Wie macht man einen Herd? Wie baut man einen Ofen? Der Boden trägt ja nichts. Willst du ihm was Schweres anvertrauen, so gibt er nach und schluckt es langsam unter.

Aber der Witkuhn weiß Rat. Er kennt alle Nücken und Tücken des Moores. Und er ist immer da, wenn man ihn brauchen kann. Aber nicht etwa von selber kommt er. Wie ein furchtsamer Hund schleicht er sich um die Baustatt herum und wartet, daß man ihn herruft. Und ruft man ihn nicht, so geht er von dannen.

Seine Frau ist wirklich ein Kummergewächs. Schleppt sich 'rum und tut ihre Arbeit mit Wehklag'. Wenn die flinke Ulele nicht hülfe, wäre das Nötigste oft nicht getan.

Und nun ist ja auch die Erdme da.

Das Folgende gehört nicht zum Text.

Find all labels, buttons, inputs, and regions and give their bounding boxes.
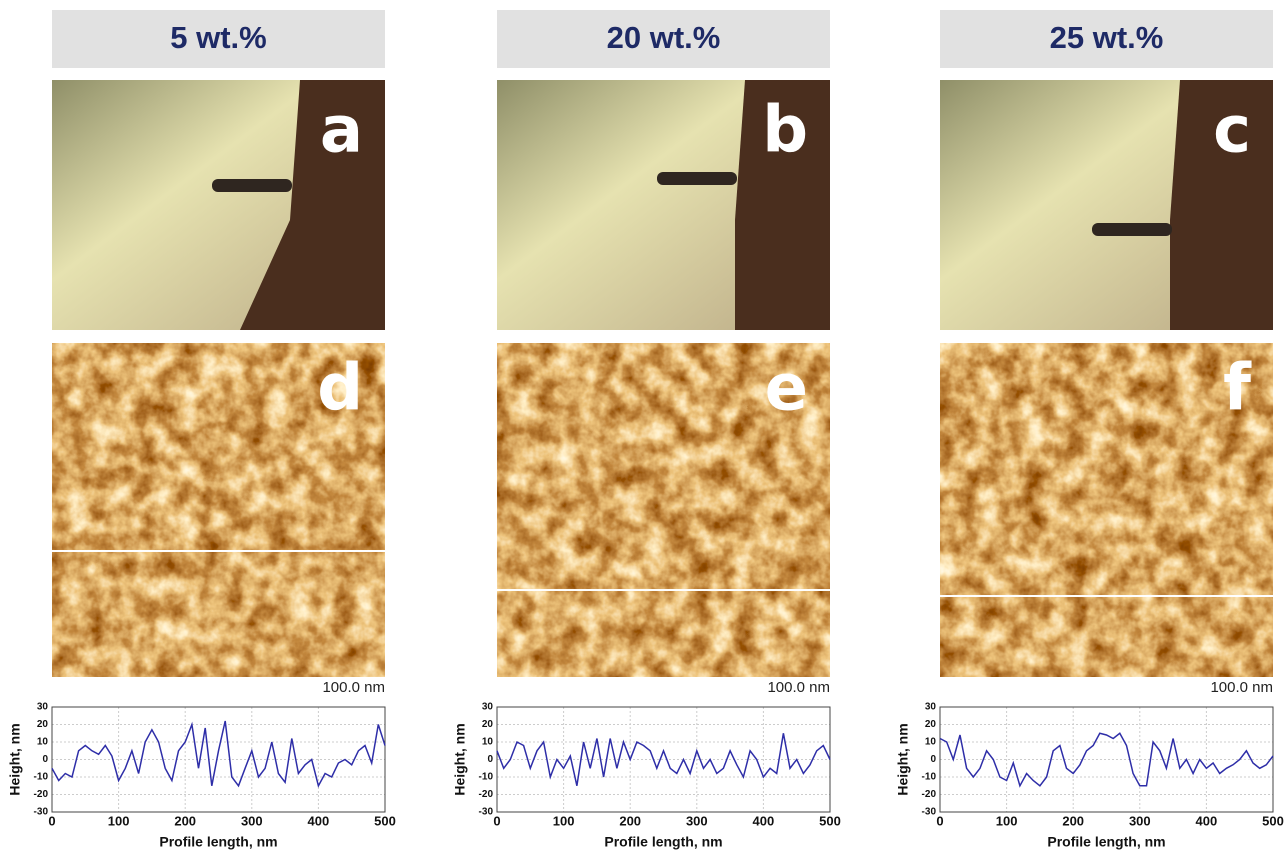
y-tick-label: -20 <box>34 789 49 800</box>
y-axis-label: Height, nm <box>7 723 23 795</box>
x-tick-label: 100 <box>553 813 575 828</box>
y-tick-label: -30 <box>922 807 937 818</box>
x-tick-label: 0 <box>493 813 500 828</box>
y-tick-label: -30 <box>34 807 49 818</box>
cantilever <box>212 179 292 192</box>
y-tick-label: 0 <box>930 754 936 765</box>
afm-label: f <box>1223 352 1252 426</box>
x-tick-label: 300 <box>1129 813 1151 828</box>
y-tick-label: 30 <box>37 702 49 713</box>
y-tick-label: -10 <box>922 772 937 783</box>
x-tick-label: 100 <box>108 813 130 828</box>
y-tick-label: -10 <box>479 772 494 783</box>
profile-line-series <box>52 721 385 786</box>
scale-bar: 100.0 nm <box>767 679 830 696</box>
afm-label: d <box>317 352 363 426</box>
x-tick-label: 0 <box>936 813 943 828</box>
y-tick-label: 0 <box>487 754 493 765</box>
y-axis-label: Height, nm <box>452 723 468 795</box>
x-tick-label: 300 <box>686 813 708 828</box>
photo-label: c <box>1213 94 1251 168</box>
x-tick-label: 300 <box>241 813 263 828</box>
x-axis-label: Profile length, nm <box>1047 834 1165 850</box>
y-tick-label: 20 <box>37 719 49 730</box>
x-tick-label: 100 <box>996 813 1018 828</box>
y-tick-label: 10 <box>37 737 49 748</box>
y-tick-label: 20 <box>925 719 937 730</box>
x-tick-label: 500 <box>1262 813 1284 828</box>
y-tick-label: 10 <box>482 737 494 748</box>
scale-bar: 100.0 nm <box>322 679 385 696</box>
y-axis-label: Height, nm <box>895 723 911 795</box>
y-tick-label: 20 <box>482 719 494 730</box>
y-tick-label: 30 <box>925 702 937 713</box>
y-tick-label: -30 <box>479 807 494 818</box>
cantilever <box>1092 223 1172 236</box>
x-tick-label: 200 <box>1062 813 1084 828</box>
x-tick-label: 500 <box>374 813 396 828</box>
x-axis-label: Profile length, nm <box>159 834 277 850</box>
x-tick-label: 400 <box>308 813 330 828</box>
x-tick-label: 400 <box>1196 813 1218 828</box>
x-tick-label: 500 <box>819 813 841 828</box>
y-tick-label: 10 <box>925 737 937 748</box>
y-tick-label: -20 <box>479 789 494 800</box>
cantilever <box>657 172 737 185</box>
photo-label: a <box>320 94 363 168</box>
y-tick-label: 30 <box>482 702 494 713</box>
panel-header: 20 wt.% <box>607 20 721 55</box>
panel-header: 5 wt.% <box>170 20 266 55</box>
y-tick-label: -20 <box>922 789 937 800</box>
x-tick-label: 200 <box>174 813 196 828</box>
y-tick-label: -10 <box>34 772 49 783</box>
panel-header: 25 wt.% <box>1050 20 1164 55</box>
y-tick-label: 0 <box>42 754 48 765</box>
scale-bar: 100.0 nm <box>1210 679 1273 696</box>
figure: 5 wt.%ad100.0 nm-30-20-10010203001002003… <box>0 0 1286 855</box>
afm-label: e <box>765 352 808 426</box>
photo-label: b <box>762 94 808 168</box>
x-tick-label: 0 <box>48 813 55 828</box>
x-tick-label: 200 <box>619 813 641 828</box>
x-axis-label: Profile length, nm <box>604 834 722 850</box>
x-tick-label: 400 <box>753 813 775 828</box>
profile-line-series <box>497 733 830 786</box>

Die knapst sich manche Viertelstunde ab, um für sie Hausarbeit zu tun, während der Mann draußen auf dem Felde ist.

»Wenn mein Kindchen noch lebte«, sagt sie, »dann könnte es mir schon in manchem behilflich sein.«

Aber das war ja schon in der Geburt gestorben und hatte dabei der Mutter den Leib zerrissen, so daß er nie mehr ganz heil ward.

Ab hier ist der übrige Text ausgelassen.